He's redshirting now, but Michigan basketball team might need Blake McLimans next year
All the while, though, McLimans is learning and paying attention during his redshirt year with the Michigan basketball team. A season from now, his role will change, perhaps dramatically.
With Sims and Gibson graduating and redshirt freshman Ben Cronin more than likely done for his career, McLimans, at 6-foot-10, will be the tallest player on a Michigan roster screaming for size.
Every day during this redshirt year, he uses future playing time as his focus.
“Absolutely. When I’m out on the floor or in the weight room, it just motivates me to work as hard as I possibly can,” McLimans said. “So I can do what’s best for the team next year.”
McLimans was an unknown player coming out of Hamburg High School in New York and then a prep school year at Worcester Academy in Massachusetts. He never played AAU basketball, instead opting to become a three-sport star in volleyball, basketball and baseball, where he could throw up to 90 mph as a pitcher.

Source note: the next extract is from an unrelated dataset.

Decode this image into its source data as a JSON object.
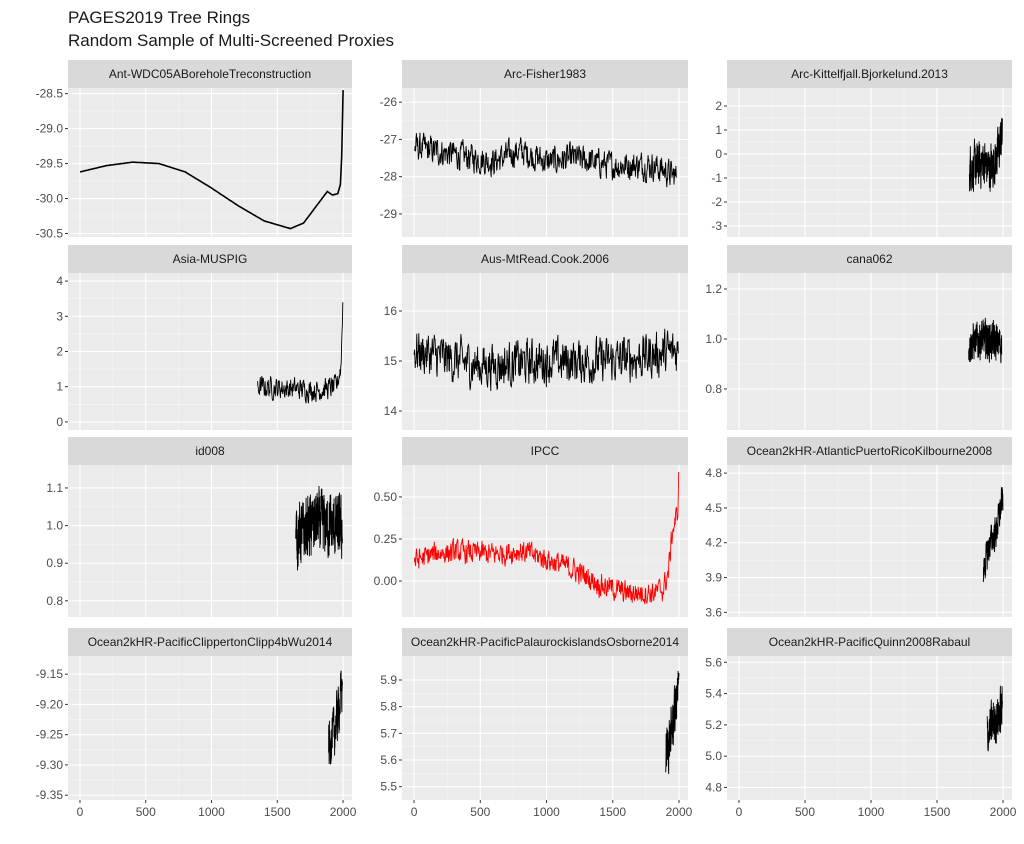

It also led him to Worcester, where he gave up volleyball to focus on playing in open gyms with teammates. His raw ability to make shots and run the floor as a 6-foot-10 forward intrigued college coaches, including Michigan’s John Beilein. McLimans’ ability to play on the perimeter as a big man and make shots fits well with Beilein’s offensive system.
“This was a kid who played in relative obscurity up in the Buffalo area and didn’t get a lot of notoriety because he didn’t get a lot of exposure on the AAU level, so there weren’t a lot of people that knew about him,” Worcester Academy coach Ed Reilly said.
“But when he came here and started knocking down shots, he became a very interesting commodity early on, put it that way.”
Interesting enough for Beilein to offer him a scholarship.
Then, when McLimans arrived at Michigan he began to realize how much bigger and faster the Division I game moves. That’s been the biggest learning adjustment for him during his year on the bench.
He said playing in the prep league Worcester plays in - the same one current Michigan recruit Evan Smotrycz is in at New Hampton in New Hampshire - lessened the curve a little.
“In practice, it’s definitely getting more comfortable,” McLimans said. “In the beginning of the year it was definitely a little struggle but, yeah, it’s getting more comfortable adjusting to the speed.
“It was a learning experience. It all of a sudden just didn’t happen. It was progressive over time, kind of. Right now it’s still getting more comfortable to the point where it’s really comfortable.”
McLimans is a project. He hasn’t logged nearly as many games as most high school juniors due to not playing AAU. But he’s learning and the offensive skill set is there.
Reilly said McLimans made marked improvement in the one year he had him when he averaged eight points, three rebounds, two blocks and an assist per game.
“He really goes well to his left and has a great left-hand explosive layup that was pretty impressive when he was here,” Reilly said. “Just getting a mid-range game and playing off two feet, a lot of strength-related issues he’ll have to develop at the Big Ten level in order to be a successful offensive player.
“But he’s got the skill package, and, I think, in time and with work, you’ll see a product that can help Michigan win some ball games.”